Presently there has been a large panic among people regarding COVID-19 and there has been a huge problem with the treatment of a large number of people in hospitals. Some of the patients tend to show early signs and go voluntarily to get the covid test done but it leads to a huge number of people visiting hospitals wherein the hospital's capacity is not able to accommodate the number of people visiting it. In order to streamline the process of delivering healthcare, we propose a method that identifies the risk for a person in terms of having COVID-19 based on their demographics.
What it does
We developed an accurate machine learning model that can be used to predict the level of risk of a person based on age, race, gender, date of exposure, and pre-existing illness to inform them whether to go for a checkup to the doctor or not and not panic in case any primary symptoms are shown.

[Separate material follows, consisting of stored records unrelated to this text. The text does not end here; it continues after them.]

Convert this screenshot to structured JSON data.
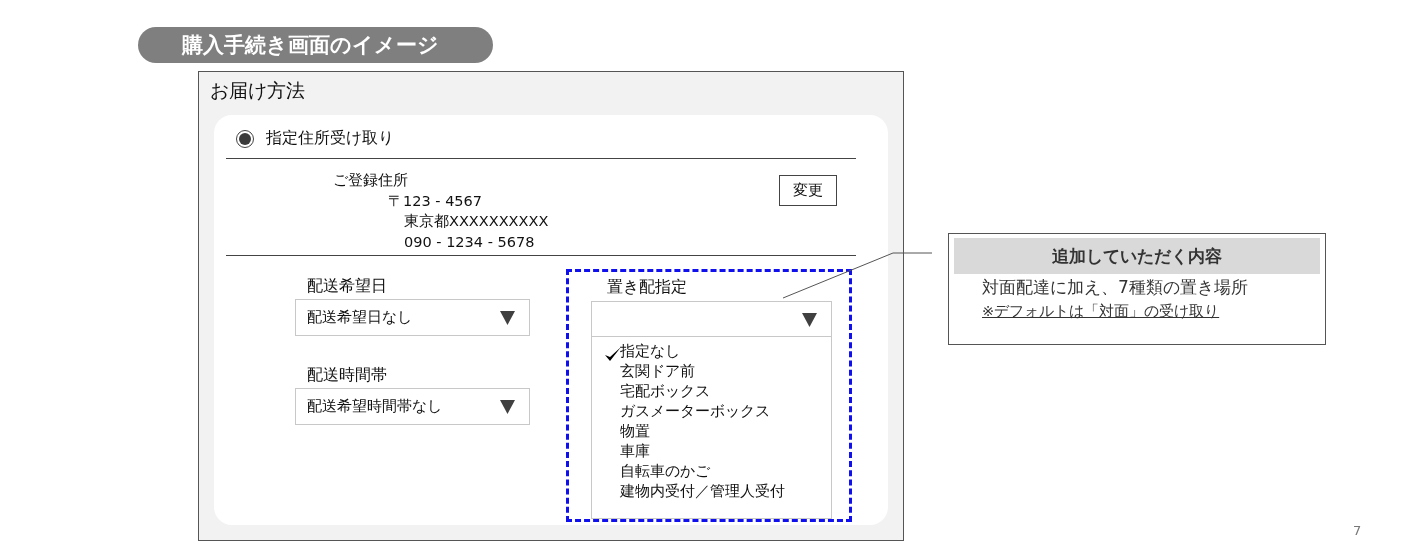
{
  "slide": {
    "heading": "購入手続き画面のイメージ",
    "page_number": "7"
  },
  "panel": {
    "title": "お届け方法",
    "delivery_option": {
      "label": "指定住所受け取り",
      "selected": true
    },
    "address": {
      "heading": "ご登録住所",
      "postal_code": "〒123 - 4567",
      "street": "東京都XXXXXXXXXX",
      "phone": "090 - 1234 - 5678",
      "change_button": "変更"
    },
    "delivery_date": {
      "label": "配送希望日",
      "value": "配送希望日なし"
    },
    "delivery_time": {
      "label": "配送時間帯",
      "value": "配送希望時間帯なし"
    },
    "drop_off": {
      "label": "置き配指定",
      "expanded": true,
      "options": [
        {
          "label": "指定なし",
          "selected": true
        },
        {
          "label": "玄関ドア前",
          "selected": false
        },
        {
          "label": "宅配ボックス",
          "selected": false
        },
        {
          "label": "ガスメーターボックス",
          "selected": false
        },
        {
          "label": "物置",
          "selected": false
        },
        {
          "label": "車庫",
          "selected": false
        },
        {
          "label": "自転車のかご",
          "selected": false
        },
        {
          "label": "建物内受付／管理人受付",
          "selected": false
        }
      ]
    }
  },
  "callout": {
    "title": "追加していただく内容",
    "text": "対面配達に加え、7種類の置き場所",
    "note": "※デフォルトは「対面」の受け取り"
  }
}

Model details C5.0 machine learning model 2 fold cross-validation trained over COVID-19_Case_Surveillance_Public_Use_Data
- Accuracy: 90.60%
How I built it
- Checks for a risk factor for a particular user of having specific age, gender, race, and medical condition
- 4 levels of risk factor are given:
- 0 - No risk (shouldn't visit a doctor),
- 1 - minimal risk,
- 2 - moderate risk (should plan on visiting doctor within a week if illness pertains),
3 - High Risk (Should visit a doctor immediately)
- Based on the risk factor, the user can either visit the doctor or stay at home to avoid infections. We also identified the attributes that were mostly used for making a prediction. In other terms, the risk of having COVID-19 is dependent primarily on the following factors:
Attribute Usage for making prediction
- 100.00% medcond_yn
- 100.00% age_group80+ Years
- 94.78% age_group70 - 79 Years -12.73% cdc_report_dt
- 9.75% age_group60 - 69 Years
- 6.52% age_group50 - 59 Years
- 4.72% Race.and.ethnicity..combined.Asian, Non-Hispanic
- 4.47% age_group40 - 49 Years
- 3.49% Race.and.ethnicity..combined.Unknown
- 2.99% sexMale
- 1.95% Race.and.ethnicity..combined.Multiple/Other, Non-Hispanic
- 1.31% Race.and.ethnicity..combined.White, Non-Hispanic
- 0.77% Race.and.ethnicity..combined.Black, Non-Hispanic
- 0.64% age_group20 - 29 Years
- 0.30% age_group10 - 19 Years
- 0.27% age_group30 - 39 Years
- 0.12% Race.and.ethnicity..combined.Hispanic/Latino
Challenges I ran into
Development of the UI using the R script was a big challenge but with the help of the mentor we were able to identify that Shinyapp is an effective way to create a UI for the same and we were able to make the same very easily.
Accomplishments that I'm proud of
Achieving a high accuracy for prediction for our present c50 model which was fitted to over 400,000+ user data obtained from https://data.cdc.gov/Case-Surveillance/COVID-19-Case-Surveillance-Public-Use-Data/vbim-akqf
What I learned
Development of machine learning models as well as the architecture of tree-based machine learning models.
What's next for Coris
Adding a model ensemble for another tree-based classification model fitted over the user's location data so that the user's location data could also be used to create more accurate predictions for the risk factors. Moreover, updating the UI so that it is more fancy.